Um pequeno gesto, um grande efeito - mas sobretudo no dia a dia
Uma equipa de investigação polaca inquiriu 426 mulheres adultas que tinham sido sexualmente ativas nas quatro semanas anteriores ao estudo. A idade média era de cerca de 29 anos; a maioria tinha boa escolaridade, vivia predominantemente em áreas urbanas e, em grande parte, estava numa relação estável.
A análise centrou-se num traço físico específico e voluntário: as tatuagens. Cerca de três quartos das participantes tinham pelo menos uma tatuagem - muitas vezes flores, animais ou motivos simbólicos. A maioria referiu que, no quotidiano, as tatuagens as faziam sentir-se claramente mais atraentes.
"As tatuagens aumentam, em muitas mulheres, a sensação de serem desejáveis e autodeterminadas - sobretudo vestidas e na vida pública."
De repente, o espelho com jeans, vestido ou biquíni parece menos implacável.
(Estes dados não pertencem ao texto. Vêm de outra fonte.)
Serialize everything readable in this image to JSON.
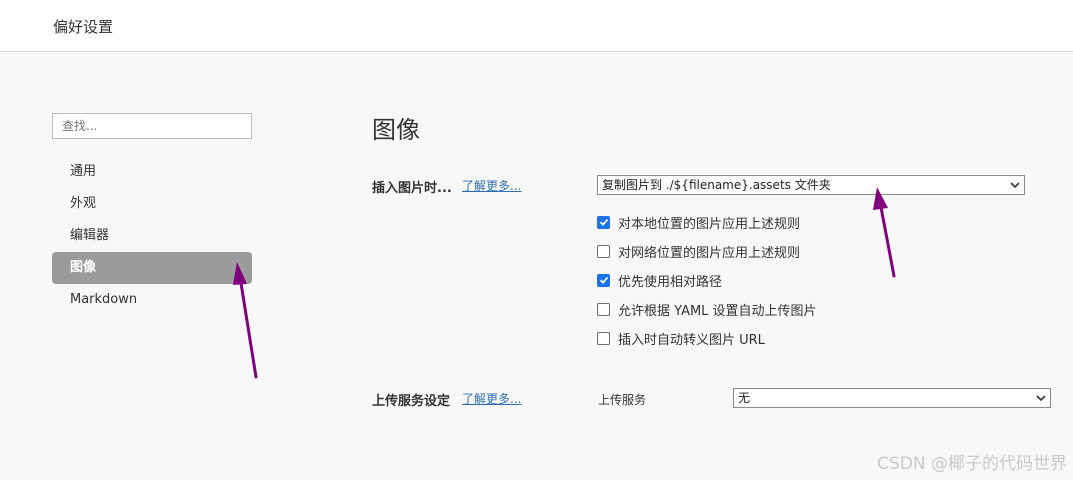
{
  "window": {
    "title": "偏好设置"
  },
  "sidebar": {
    "search_placeholder": "查找...",
    "items": [
      {
        "label": "通用",
        "active": false
      },
      {
        "label": "外观",
        "active": false
      },
      {
        "label": "编辑器",
        "active": false
      },
      {
        "label": "图像",
        "active": true
      },
      {
        "label": "Markdown",
        "active": false
      }
    ]
  },
  "main": {
    "title": "图像",
    "insert": {
      "label": "插入图片时...",
      "learn_more": "了解更多...",
      "select_value": "复制图片到 ./${filename}.assets 文件夹",
      "options": [
        {
          "label": "对本地位置的图片应用上述规则",
          "checked": true
        },
        {
          "label": "对网络位置的图片应用上述规则",
          "checked": false
        },
        {
          "label": "优先使用相对路径",
          "checked": true
        },
        {
          "label": "允许根据 YAML 设置自动上传图片",
          "checked": false
        },
        {
          "label": "插入时自动转义图片 URL",
          "checked": false
        }
      ]
    },
    "upload": {
      "label": "上传服务设定",
      "learn_more": "了解更多...",
      "service_label": "上传服务",
      "service_value": "无"
    }
  },
  "annotations": {
    "arrow_color": "#800080"
  },
  "colors": {
    "checkbox_checked": "#1a73e8",
    "nav_active_bg": "#9b9b9b",
    "link": "#2e6fb3"
  },
  "watermark": "CSDN @椰子的代码世界"
}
O corpo dá a sensação de “encaixar” melhor na identidade da pessoa. Muitas descrevem que, com a tatuagem, conseguem ver-se mais como a pessoa que, por dentro, sentiam já ser há muito.
Porque é que as tatuagens e o bom sentimento muitas vezes ficam à porta do quarto
O tema torna-se mais interessante quando entra em cena a nudez e a sexualidade. As investigadoras quiseram perceber se as tatuagens também se refletiam na função sexual e na experiência na cama. Para isso, recorreram ao chamado “Female Sexual Function Index” (FSFI), que avalia dimensões como desejo, excitação, lubrificação, orgasmo, satisfação e dor.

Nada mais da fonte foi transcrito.